Rosemary (Salvia rosmarinus) is a fragrant evergreen herb native to the Mediterranean. It is used as a culinary condiment, to make bodily perfumes, and for its potential health benefits. Rosemary is a member of the mint family Lamiaceae, along with many other herbs, such as oregano, thyme, basil, and lavender. The scientific name for rosemary plant is Rosmarinus officinalis, which translates to “mist of the sea,” as its gray-green foliage is thought to resemble mist against the sea cliffs of the Mediterranean, where the plant originates.
Rosemary is a perennial evergreen shrub in warmer growing zones (zone 8 and above). Plants can grow to 4-6 feet tall with some varieties having a trailing or cascading habit. Foliage is dark green and needle-like much like a spruce or fir. A white band on the underside gives it a gray coloration. During the summer, rosemary produces small white, pink or blue flowers. The fragrance is an intense camphor or piney scent.
- Plant rosemary in spring once all chances of frost have passed. This delightful herb is an all-star in the kitchen and is a great option for raised garden beds, containers, and in-ground gardens.
- Space rosemary plants 2 to 3 feet apart in an area with abundant sunlight and rich, well-drained soil with a pH of 6.0 to 7.0.
- Before planting, set your garden up for success by mixing in several inches of aged compost or other rich organic matter into your native soil. For container growing, consider a premium bagged potting mix.

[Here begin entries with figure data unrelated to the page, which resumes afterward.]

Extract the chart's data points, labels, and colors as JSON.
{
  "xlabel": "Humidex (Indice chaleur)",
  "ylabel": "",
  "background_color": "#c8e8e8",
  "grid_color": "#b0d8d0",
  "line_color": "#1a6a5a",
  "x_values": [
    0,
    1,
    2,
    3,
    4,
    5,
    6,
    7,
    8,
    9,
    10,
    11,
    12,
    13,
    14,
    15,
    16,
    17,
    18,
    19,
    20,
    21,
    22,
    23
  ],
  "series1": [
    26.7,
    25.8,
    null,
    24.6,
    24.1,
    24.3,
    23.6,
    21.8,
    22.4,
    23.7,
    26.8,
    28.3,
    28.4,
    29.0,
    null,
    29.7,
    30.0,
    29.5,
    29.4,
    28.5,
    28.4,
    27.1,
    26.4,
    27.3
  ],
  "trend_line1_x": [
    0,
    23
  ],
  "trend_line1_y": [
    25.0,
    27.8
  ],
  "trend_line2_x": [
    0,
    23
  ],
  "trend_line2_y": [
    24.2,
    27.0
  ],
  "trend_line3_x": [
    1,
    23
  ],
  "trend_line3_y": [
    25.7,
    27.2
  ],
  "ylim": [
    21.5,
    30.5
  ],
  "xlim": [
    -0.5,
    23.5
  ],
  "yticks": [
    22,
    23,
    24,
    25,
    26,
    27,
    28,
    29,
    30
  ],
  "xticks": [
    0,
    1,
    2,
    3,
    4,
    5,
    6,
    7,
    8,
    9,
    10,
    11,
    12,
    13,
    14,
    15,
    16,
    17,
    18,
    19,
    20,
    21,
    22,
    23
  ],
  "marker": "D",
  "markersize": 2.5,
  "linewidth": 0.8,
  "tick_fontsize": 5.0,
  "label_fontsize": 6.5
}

- Promote spectacular growth by feeding rosemary regularly with a water-soluble plant food.
- It’s important to water regularly but be sure to let the soil dry out between waterings.
The tender tips and foliage can be cut as needed throughout the growing season. Occasionally, longer, woody stems can be harvested and used as skewers for kabobs. Leaves may also be dried and stored for later use. Pruning the plants will encourage a tight compact habit. Plants can also be sheared or pruned into forms resembling small evergreens.